Farmers and ranchers recently gathered in San Marcos to discuss current agricultural issues at the Texas Farm Bureau (TFB) Summer Leadership Conference.

The conference, held June 21-23, included a review of the 87th Texas Legislature, general session, information on carbon markets, insights into the best packing industry and discussion on other pertinent issues for farmers and ranchers.

“The summer conference gets farmers and ranchers from across the state together to discuss commodity and legislative matters impacting them or that may become an issue soon. We heard from a major grocery store on their challenges in stocking stores during COVID-19 and February winter storms, which was interesting,” Booker Young, Bandera County Farm Bureau Vice President said.

“It provided us a view from the other end of the food supply chain that might help us create some new strategies as we all work to stay innovative in feeding consumers. That’s the aim of these meetings---to exchange ideas and lean more from each other and our speakers,” he said.

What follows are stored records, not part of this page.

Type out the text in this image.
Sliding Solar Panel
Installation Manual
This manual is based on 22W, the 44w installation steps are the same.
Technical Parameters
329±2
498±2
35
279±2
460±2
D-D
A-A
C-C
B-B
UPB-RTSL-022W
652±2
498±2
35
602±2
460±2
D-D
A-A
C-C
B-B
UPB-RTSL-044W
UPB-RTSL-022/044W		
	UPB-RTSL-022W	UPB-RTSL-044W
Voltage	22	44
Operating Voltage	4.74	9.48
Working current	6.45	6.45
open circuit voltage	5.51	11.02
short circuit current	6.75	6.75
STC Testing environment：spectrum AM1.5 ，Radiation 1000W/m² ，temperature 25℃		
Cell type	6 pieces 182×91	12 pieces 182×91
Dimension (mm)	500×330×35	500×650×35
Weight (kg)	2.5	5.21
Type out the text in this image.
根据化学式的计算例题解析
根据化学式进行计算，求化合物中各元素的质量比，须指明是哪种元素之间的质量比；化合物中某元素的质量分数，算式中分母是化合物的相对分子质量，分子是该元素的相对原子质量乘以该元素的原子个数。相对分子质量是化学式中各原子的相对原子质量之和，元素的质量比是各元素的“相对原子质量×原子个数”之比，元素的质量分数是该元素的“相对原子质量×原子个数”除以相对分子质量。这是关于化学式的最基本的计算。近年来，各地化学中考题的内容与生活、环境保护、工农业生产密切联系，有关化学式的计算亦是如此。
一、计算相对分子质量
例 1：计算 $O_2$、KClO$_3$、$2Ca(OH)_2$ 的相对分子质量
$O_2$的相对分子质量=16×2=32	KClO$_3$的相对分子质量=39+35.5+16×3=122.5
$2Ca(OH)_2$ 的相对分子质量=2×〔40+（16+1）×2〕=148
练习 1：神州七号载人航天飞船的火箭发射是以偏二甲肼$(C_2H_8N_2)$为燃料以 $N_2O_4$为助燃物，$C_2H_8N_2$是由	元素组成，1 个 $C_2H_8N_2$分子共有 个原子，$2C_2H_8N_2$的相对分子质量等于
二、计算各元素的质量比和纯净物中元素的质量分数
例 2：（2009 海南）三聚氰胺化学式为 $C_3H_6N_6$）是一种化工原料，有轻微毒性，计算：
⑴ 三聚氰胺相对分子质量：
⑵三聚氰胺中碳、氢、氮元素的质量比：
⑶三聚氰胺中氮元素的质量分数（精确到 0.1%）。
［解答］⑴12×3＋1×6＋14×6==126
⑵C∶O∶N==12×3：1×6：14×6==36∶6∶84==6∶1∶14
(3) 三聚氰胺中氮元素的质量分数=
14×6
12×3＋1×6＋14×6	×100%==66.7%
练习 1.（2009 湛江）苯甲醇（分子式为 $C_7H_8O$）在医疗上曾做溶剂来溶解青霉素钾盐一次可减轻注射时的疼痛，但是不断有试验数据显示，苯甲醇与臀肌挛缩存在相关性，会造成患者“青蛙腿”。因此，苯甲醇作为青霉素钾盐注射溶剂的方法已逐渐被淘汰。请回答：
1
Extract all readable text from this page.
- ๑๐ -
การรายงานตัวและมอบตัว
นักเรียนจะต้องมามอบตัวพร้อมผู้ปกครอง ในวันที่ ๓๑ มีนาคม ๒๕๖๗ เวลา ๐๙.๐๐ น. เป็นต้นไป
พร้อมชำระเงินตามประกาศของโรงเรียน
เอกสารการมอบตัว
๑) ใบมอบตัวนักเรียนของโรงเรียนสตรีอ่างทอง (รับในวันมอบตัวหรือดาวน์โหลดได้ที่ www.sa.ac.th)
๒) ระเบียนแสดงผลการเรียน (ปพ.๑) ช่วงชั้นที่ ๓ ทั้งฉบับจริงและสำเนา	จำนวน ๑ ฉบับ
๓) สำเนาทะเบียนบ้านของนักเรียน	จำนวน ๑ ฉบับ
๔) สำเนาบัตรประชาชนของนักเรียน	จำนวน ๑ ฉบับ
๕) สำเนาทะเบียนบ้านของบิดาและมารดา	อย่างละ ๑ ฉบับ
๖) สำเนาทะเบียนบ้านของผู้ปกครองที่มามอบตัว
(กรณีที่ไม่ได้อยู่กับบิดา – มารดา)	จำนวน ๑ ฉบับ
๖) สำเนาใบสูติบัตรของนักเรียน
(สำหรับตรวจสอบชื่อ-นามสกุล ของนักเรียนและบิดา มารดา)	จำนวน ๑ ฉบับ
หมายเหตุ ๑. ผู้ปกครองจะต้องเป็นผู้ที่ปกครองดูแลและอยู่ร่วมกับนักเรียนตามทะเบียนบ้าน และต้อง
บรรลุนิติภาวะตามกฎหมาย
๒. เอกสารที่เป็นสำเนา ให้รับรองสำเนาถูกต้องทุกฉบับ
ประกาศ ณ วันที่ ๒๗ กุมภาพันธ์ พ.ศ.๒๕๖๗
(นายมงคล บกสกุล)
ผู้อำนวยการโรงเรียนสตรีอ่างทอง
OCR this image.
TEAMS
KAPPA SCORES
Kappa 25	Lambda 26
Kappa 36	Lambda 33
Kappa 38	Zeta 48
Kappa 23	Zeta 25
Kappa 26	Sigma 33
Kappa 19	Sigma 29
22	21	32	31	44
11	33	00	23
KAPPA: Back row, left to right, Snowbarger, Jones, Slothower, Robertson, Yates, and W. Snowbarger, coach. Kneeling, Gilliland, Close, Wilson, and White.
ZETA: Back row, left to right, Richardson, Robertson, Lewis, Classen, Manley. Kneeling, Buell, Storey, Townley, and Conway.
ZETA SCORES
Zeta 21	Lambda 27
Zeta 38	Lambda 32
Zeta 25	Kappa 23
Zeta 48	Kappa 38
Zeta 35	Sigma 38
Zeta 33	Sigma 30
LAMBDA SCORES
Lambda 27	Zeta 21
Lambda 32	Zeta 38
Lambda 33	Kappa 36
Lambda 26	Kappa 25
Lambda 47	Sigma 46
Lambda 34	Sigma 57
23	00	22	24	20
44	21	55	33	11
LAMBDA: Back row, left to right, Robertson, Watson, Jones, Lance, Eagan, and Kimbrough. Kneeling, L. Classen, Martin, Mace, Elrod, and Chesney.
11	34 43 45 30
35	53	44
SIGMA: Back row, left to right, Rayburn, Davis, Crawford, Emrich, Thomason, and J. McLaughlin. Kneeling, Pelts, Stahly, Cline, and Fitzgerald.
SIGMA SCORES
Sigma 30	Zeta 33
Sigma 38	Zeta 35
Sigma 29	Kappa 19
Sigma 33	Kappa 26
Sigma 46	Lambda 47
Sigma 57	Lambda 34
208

Other topics on the agenda included an overview of the Texas A & M AgriLife Extension Service, which Booker said works closely with farmers and ranchers.

Soil health, climate pesticide regulation and registration, international grain trade, the economic outlook agriculture and a report n the Texas Beef Checkoff program were also covered.

The organization’s commodity advisory committees met to discuss issues and possible solutions related to agricultural commodities grown and raised in Texas.

Booker Young and his wife Connie represented Bandera County Fam Bureau at the three-day event.

“We’re proud to represent our county’s agricultural interests at these statewide gathering. Booker said. “Things can change quickly with legislative issues, trade or other outside influences, so it’s good to have our folks there representing our issues and making sure they’re heard.”

“And we may hear about something impacting someone else that could become an issue for us, so it’s a good exchange of information,” he concluded.